On one of their pages, I encountered the following statement:
... the APD [Avalanche Photo-Diode] array enables simultaneous measurement of multiple photons returning from the moon. Throughput estimates for APOLLO predict a mean photon return rate as high as 5 photons per pulse.
The photons are reflecting off of a retro-reflector left on the Moon by the Apollo space project. I started to become curious about the small number of photons that were being returned with each pulse. I wondered if I could understand that number. This is another Fermi-type calculation. Let's dig in ...
The APOLLO folks are trying to measure the distance between the Earth and Moon VERY accurately. Here is their approach:
- Send a stream of pulses toward one of the various reflectors left on the moon by robots or people
- Detect the returning photons and determine the time delay between the transmission and reception of the pulses.
While this sounds simple, achieving the required level of accuracy requires a tremendous effort. They are trying to model all sorts of subtle effects, like:
My analysis will simply look at the their photon budget to see if I understand (1) how many photons are being launched, and (2) where their photons are being lost in the measurement process.
Number of Photons Transmitted Per Pulse
Figure 1 shows my calculations for the number of photons per pulse being launched toward the Moon.
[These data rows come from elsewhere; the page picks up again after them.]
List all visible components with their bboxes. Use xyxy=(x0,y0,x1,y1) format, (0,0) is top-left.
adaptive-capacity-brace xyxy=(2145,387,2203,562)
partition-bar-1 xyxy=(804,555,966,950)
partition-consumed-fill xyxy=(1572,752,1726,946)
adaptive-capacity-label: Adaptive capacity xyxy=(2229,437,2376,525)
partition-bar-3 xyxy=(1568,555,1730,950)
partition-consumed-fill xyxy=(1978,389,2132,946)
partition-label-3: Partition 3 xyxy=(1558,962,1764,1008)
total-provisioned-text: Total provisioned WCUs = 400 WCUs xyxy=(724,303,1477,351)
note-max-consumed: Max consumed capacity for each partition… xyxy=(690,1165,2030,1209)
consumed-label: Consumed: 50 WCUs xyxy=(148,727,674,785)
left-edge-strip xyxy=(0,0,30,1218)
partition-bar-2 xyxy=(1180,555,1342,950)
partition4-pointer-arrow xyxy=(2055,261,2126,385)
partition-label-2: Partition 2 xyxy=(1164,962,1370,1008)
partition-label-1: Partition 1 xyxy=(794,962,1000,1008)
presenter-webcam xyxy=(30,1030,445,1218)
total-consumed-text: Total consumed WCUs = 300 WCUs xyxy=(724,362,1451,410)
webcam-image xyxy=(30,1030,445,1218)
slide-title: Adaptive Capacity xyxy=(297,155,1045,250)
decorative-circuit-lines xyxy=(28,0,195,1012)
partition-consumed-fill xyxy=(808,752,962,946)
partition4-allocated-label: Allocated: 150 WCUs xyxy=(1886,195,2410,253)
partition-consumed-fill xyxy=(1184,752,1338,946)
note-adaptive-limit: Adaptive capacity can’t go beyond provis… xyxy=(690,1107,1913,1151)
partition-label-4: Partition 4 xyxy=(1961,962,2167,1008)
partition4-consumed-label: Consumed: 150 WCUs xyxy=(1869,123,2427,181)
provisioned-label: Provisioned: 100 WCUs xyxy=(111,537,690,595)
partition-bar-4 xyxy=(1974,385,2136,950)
As I thought, an enormous number of photons are being launched toward the Moon.
Reflected Photon Count
Figure 2 shows my calculations for the number of photons per pulse that will be reflected back toward Earth. I guessed at the percentage of photons that were lost because of absorption when the transmit pulse passed out of the Earth's atmosphere.
Only a very tiny fraction of the photons reflect back toward the Earth.
Received Photon Count
Figure 3 shows my calculations for the number of photons received at the detector. I had to make some guesses here for parameters like:
- The percentage of the photons absorbed by passing through the atmosphere again (kAT= 48%)
- The percentage of photons lost because of imperfect sensor alignment (kA=20%)
- The percentage of photons lost because photons get lost in the receiver (kDE= 40%)
These are all guesses. However, my experience says that they are not unreasonable.
Given all the losses, just a handful of photons are available for measuring the time delay.
Making reasonable assumptions, I got a number very close to 5 photons received per pulse. I think I understand what they are doing.